Once those ingredients are pressed into a ball (or any other shape), the result is a fun and colorful bath bomb.

How to Make Your Own Bath Bombs

Colorful, homemade bath bombsWant to make your own bath bombs for a fraction of the retail price? Here’s what you’ll need:

  • 1 cup baking soda.
  • ½ cup of citric acid.
  • ½ cup of cornstarch or kaolin clay.
  • 2 tablespoons of your favorite moisturizing oil (like coconut, almond, argan or olive oil).
  • Molds of your choice.

Then, you can gather some fun additional ingredients to enhance your bath time experience, such as:

  • 5-10 drops of essential oils or your favorite fragrance.
  • A few drops of vegetable-based food dye.
  • Mica or cosmetic-grade glitter.
  • Dried flowers and/or herbs.

To make your bath bombs, whisk the dry ingredients (baking soda, citric acid, cornstarch or kaolin clay and any shimmer, glitter and dried flowers and/or herbs) together in a bowl.

Next, whisk in the wet ingredients (moisturizing oil and any food dye, essential oils and/or fragrance).

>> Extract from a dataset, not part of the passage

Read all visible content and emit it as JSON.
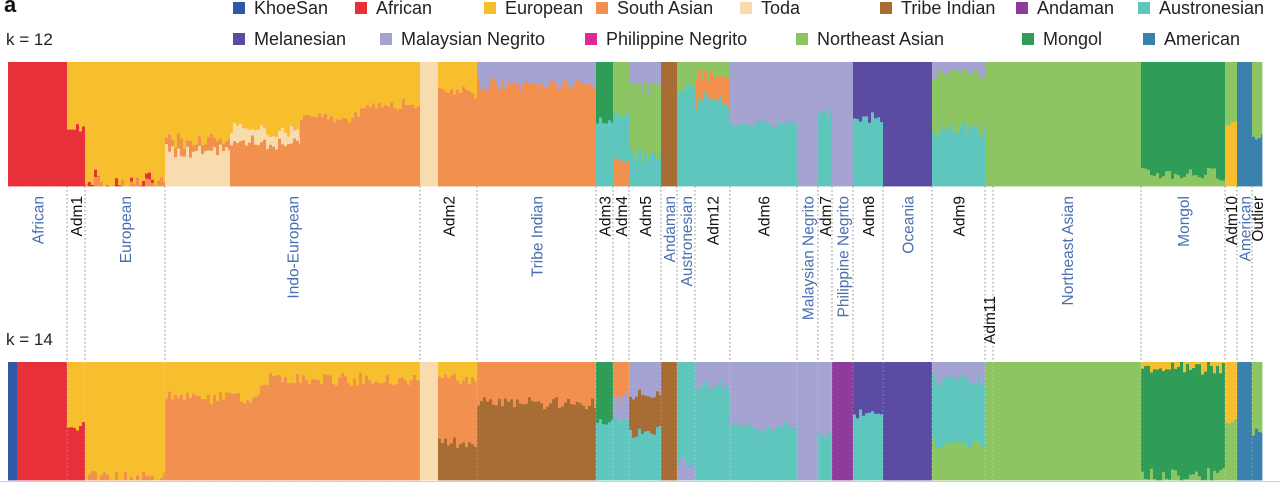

Finally, once you can easily clump the mixture together by squeezing it in your hand, press it firmly into your chosen molds. You can purchase molds from an online retailer, or use any baking molds you already have in your kitchen.

Once secured in their molds, let your bath bombs set for at least 12 hours. If they don’t easily come out of their molds, try gently tapping the outside of the molds with a spoon.

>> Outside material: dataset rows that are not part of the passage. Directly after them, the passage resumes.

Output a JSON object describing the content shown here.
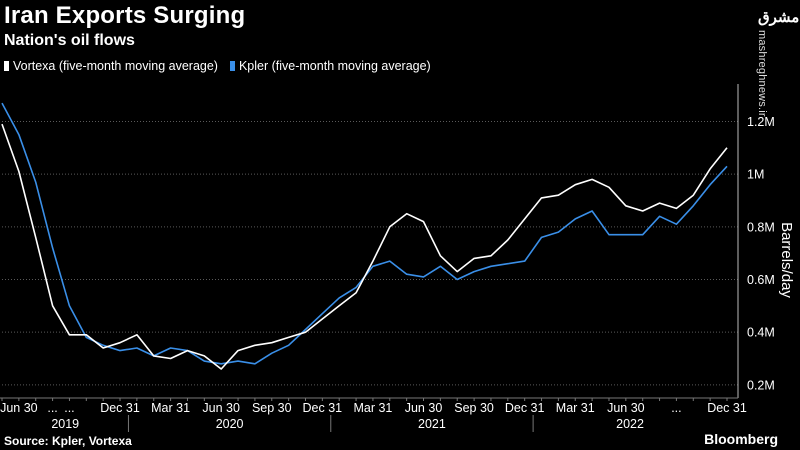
{
  "header": {
    "title": "Iran Exports Surging",
    "subtitle": "Nation's oil flows"
  },
  "legend": [
    {
      "label": "Vortexa (five-month moving average)",
      "color": "#ffffff"
    },
    {
      "label": "Kpler (five-month moving average)",
      "color": "#3a8fe8"
    }
  ],
  "footer": {
    "source": "Source: Kpler, Vortexa",
    "brand": "Bloomberg"
  },
  "watermark": {
    "logo": "مشرق",
    "site": "mashreghnews.ir"
  },
  "chart_data": {
    "type": "line",
    "title": "Iran Exports Surging",
    "subtitle": "Nation's oil flows",
    "xlabel": "",
    "ylabel": "Barrels/day",
    "ylim": [
      0.15,
      1.35
    ],
    "yticks": [
      0.2,
      0.4,
      0.6,
      0.8,
      1.0,
      1.2
    ],
    "ytick_labels": [
      "0.2M",
      "0.4M",
      "0.6M",
      "0.8M",
      "1M",
      "1.2M"
    ],
    "x_months_start": "2019-05",
    "x_tick_labels": [
      {
        "month": 1,
        "label": "Jun 30"
      },
      {
        "month": 3,
        "label": "..."
      },
      {
        "month": 4,
        "label": "..."
      },
      {
        "month": 7,
        "label": "Dec 31"
      },
      {
        "month": 10,
        "label": "Mar 31"
      },
      {
        "month": 13,
        "label": "Jun 30"
      },
      {
        "month": 16,
        "label": "Sep 30"
      },
      {
        "month": 19,
        "label": "Dec 31"
      },
      {
        "month": 22,
        "label": "Mar 31"
      },
      {
        "month": 25,
        "label": "Jun 30"
      },
      {
        "month": 28,
        "label": "Sep 30"
      },
      {
        "month": 31,
        "label": "Dec 31"
      },
      {
        "month": 34,
        "label": "Mar 31"
      },
      {
        "month": 37,
        "label": "Jun 30"
      },
      {
        "month": 40,
        "label": "..."
      },
      {
        "month": 43,
        "label": "Dec 31"
      }
    ],
    "years": [
      {
        "label": "2019",
        "from": 0,
        "to": 7.5
      },
      {
        "label": "2020",
        "from": 7.5,
        "to": 19.5
      },
      {
        "label": "2021",
        "from": 19.5,
        "to": 31.5
      },
      {
        "label": "2022",
        "from": 31.5,
        "to": 43.5
      }
    ],
    "series": [
      {
        "name": "Vortexa (five-month moving average)",
        "color": "#ffffff",
        "values": [
          1.19,
          1.01,
          0.76,
          0.5,
          0.39,
          0.39,
          0.34,
          0.36,
          0.39,
          0.31,
          0.3,
          0.33,
          0.31,
          0.26,
          0.33,
          0.35,
          0.36,
          0.38,
          0.4,
          0.45,
          0.5,
          0.55,
          0.67,
          0.8,
          0.85,
          0.82,
          0.69,
          0.63,
          0.68,
          0.69,
          0.75,
          0.83,
          0.91,
          0.92,
          0.96,
          0.98,
          0.95,
          0.88,
          0.86,
          0.89,
          0.87,
          0.92,
          1.02,
          1.1
        ]
      },
      {
        "name": "Kpler (five-month moving average)",
        "color": "#3a8fe8",
        "values": [
          1.27,
          1.15,
          0.97,
          0.72,
          0.5,
          0.38,
          0.35,
          0.33,
          0.34,
          0.31,
          0.34,
          0.33,
          0.29,
          0.28,
          0.29,
          0.28,
          0.32,
          0.35,
          0.41,
          0.47,
          0.53,
          0.57,
          0.65,
          0.67,
          0.62,
          0.61,
          0.65,
          0.6,
          0.63,
          0.65,
          0.66,
          0.67,
          0.76,
          0.78,
          0.83,
          0.86,
          0.77,
          0.77,
          0.77,
          0.84,
          0.81,
          0.88,
          0.96,
          1.03
        ]
      }
    ]
  }
}
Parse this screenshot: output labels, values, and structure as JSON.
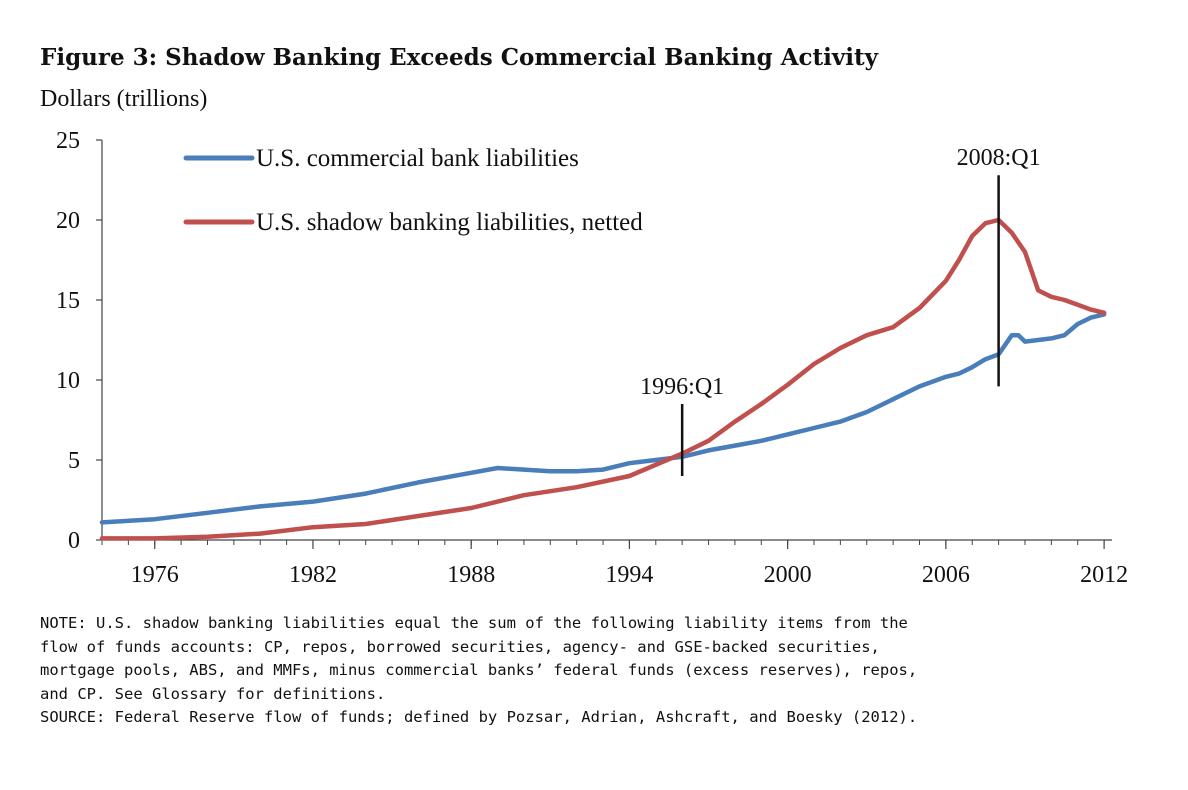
{
  "figure_title": "Figure 3: Shadow Banking Exceeds Commercial Banking Activity",
  "note_lines": [
    "NOTE: U.S. shadow banking liabilities equal the sum of the following liability items from the",
    "flow of funds accounts: CP, repos, borrowed securities, agency- and GSE-backed securities,",
    "mortgage pools, ABS, and MMFs, minus commercial banks’ federal funds (excess reserves), repos,",
    "and CP. See Glossary for definitions."
  ],
  "source_line": "SOURCE: Federal Reserve flow of funds; defined by Pozsar, Adrian, Ashcraft, and Boesky (2012).",
  "chart_data": {
    "type": "line",
    "title": "Figure 3: Shadow Banking Exceeds Commercial Banking Activity",
    "ylabel": "Dollars (trillions)",
    "xlabel": "",
    "xlim": [
      1974,
      2012.3
    ],
    "ylim": [
      0,
      25
    ],
    "yticks": [
      0,
      5,
      10,
      15,
      20,
      25
    ],
    "xticks": [
      "1976",
      "1982",
      "1988",
      "1994",
      "2000",
      "2006",
      "2012"
    ],
    "xtick_values": [
      1976,
      1982,
      1988,
      1994,
      2000,
      2006,
      2012
    ],
    "grid": false,
    "legend_position": "top-left",
    "series": [
      {
        "name": "U.S. commercial bank liabilities",
        "color": "#4a7ebb",
        "x": [
          1974,
          1976,
          1978,
          1980,
          1982,
          1984,
          1986,
          1988,
          1989,
          1990,
          1991,
          1992,
          1993,
          1994,
          1995,
          1996,
          1997,
          1998,
          1999,
          2000,
          2001,
          2002,
          2003,
          2004,
          2005,
          2006,
          2006.5,
          2007,
          2007.5,
          2008,
          2008.5,
          2008.75,
          2009,
          2009.5,
          2010,
          2010.5,
          2011,
          2011.5,
          2012
        ],
        "y": [
          1.1,
          1.3,
          1.7,
          2.1,
          2.4,
          2.9,
          3.6,
          4.2,
          4.5,
          4.4,
          4.3,
          4.3,
          4.4,
          4.8,
          5.0,
          5.2,
          5.6,
          5.9,
          6.2,
          6.6,
          7.0,
          7.4,
          8.0,
          8.8,
          9.6,
          10.2,
          10.4,
          10.8,
          11.3,
          11.6,
          12.8,
          12.8,
          12.4,
          12.5,
          12.6,
          12.8,
          13.5,
          13.9,
          14.1
        ]
      },
      {
        "name": "U.S. shadow banking liabilities, netted",
        "color": "#c0504d",
        "x": [
          1974,
          1976,
          1978,
          1980,
          1982,
          1984,
          1986,
          1988,
          1990,
          1992,
          1994,
          1996,
          1997,
          1998,
          1999,
          2000,
          2001,
          2002,
          2003,
          2004,
          2005,
          2006,
          2006.5,
          2007,
          2007.5,
          2008,
          2008.5,
          2009,
          2009.5,
          2010,
          2010.5,
          2011,
          2011.5,
          2012
        ],
        "y": [
          0.1,
          0.1,
          0.2,
          0.4,
          0.8,
          1.0,
          1.5,
          2.0,
          2.8,
          3.3,
          4.0,
          5.4,
          6.2,
          7.4,
          8.5,
          9.7,
          11.0,
          12.0,
          12.8,
          13.3,
          14.5,
          16.2,
          17.5,
          19.0,
          19.8,
          20.0,
          19.2,
          18.0,
          15.6,
          15.2,
          15.0,
          14.7,
          14.4,
          14.2
        ]
      }
    ],
    "annotations": [
      {
        "label": "1996:Q1",
        "x": 1996,
        "y_from": 4.0,
        "y_to": 8.5
      },
      {
        "label": "2008:Q1",
        "x": 2008,
        "y_from": 9.6,
        "y_to": 22.8
      }
    ]
  }
}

After your bath bombs are set and ready to go, you can store them any way you’d like, whether you keep them in a jar, wrapped in plastic wrap or tied up in gauze pouches.

That’s it! Next time you’re in the mood for an extra-luxurious bath, simply fill your tub with hot water, step in and drop in one of your bath bombs.

Bath Bomb Tips and Tricks

Making a bath bomb

Here are some tips and tricks to ensure that your DIY bath bombs are the best they can be:

  • Wear plastic or latex gloves while making your bath bombs. This will help prevent your hands from getting stained by any food dye you choose to use.
  • Don’t allow your bath bombs to come in contact with water either while you’re making them or after they’ve set. Even a small amount of water will cause fizzing.
  • Don’t add Epsom salts, Dead Sea salts or other bath salts to your bath bombs: These types of salts act as a humectant, meaning that they attract water. If they attract water during the mixing or setting process, they can cause your bath bombs to fizz prematurely. Instead, wait until you’ve drawn your bath to add the bath salts of your choice.
  • Try not to add too much oil, as doing so can make your bath bombs soft and difficult to set. Start out with two tablespoons, test the mixture’s clumping ability and then add another teaspoon if needed.
  • If you live in a humid area, you may want to cover any of your bath bomb’s exposed surfaces with plastic wrap while mixing, setting or storing the bombs. This will help prevent them from fizzing before you’re ready to use them.
  • To make multicolored bath bombs, divide your bath bomb mixture into separate bowls before adding food dye. Just make sure to add the other wet ingredients before you separate the mixture — if you don’t, it will be difficult to get a consistent ingredient ratio.
  • If your bathtub doesn’t have a mat or non-slip standing surface, add your bath bomb after you’ve gotten in. If you add it before you step in, the oils it contains can cause your bathtub to become too slippery to safely stand on.
  • If you’ve added a large amount of dye to your bath bombs, make sure to give your tub a quick wipe-down after use to avoid staining.

With just a few simple ingredients, you can make and enjoy as many bath bombs as you’d like without breaking the bank. Plus, your DIY bath bombs won’t just be cheaper than store-bought versions — they’ll also be perfectly customized to your preferences and make for much more meaningful gifts.

Whether you want to upgrade your bathing experience or make personalized gifts for friends and family, these homemade bath bombs are for you.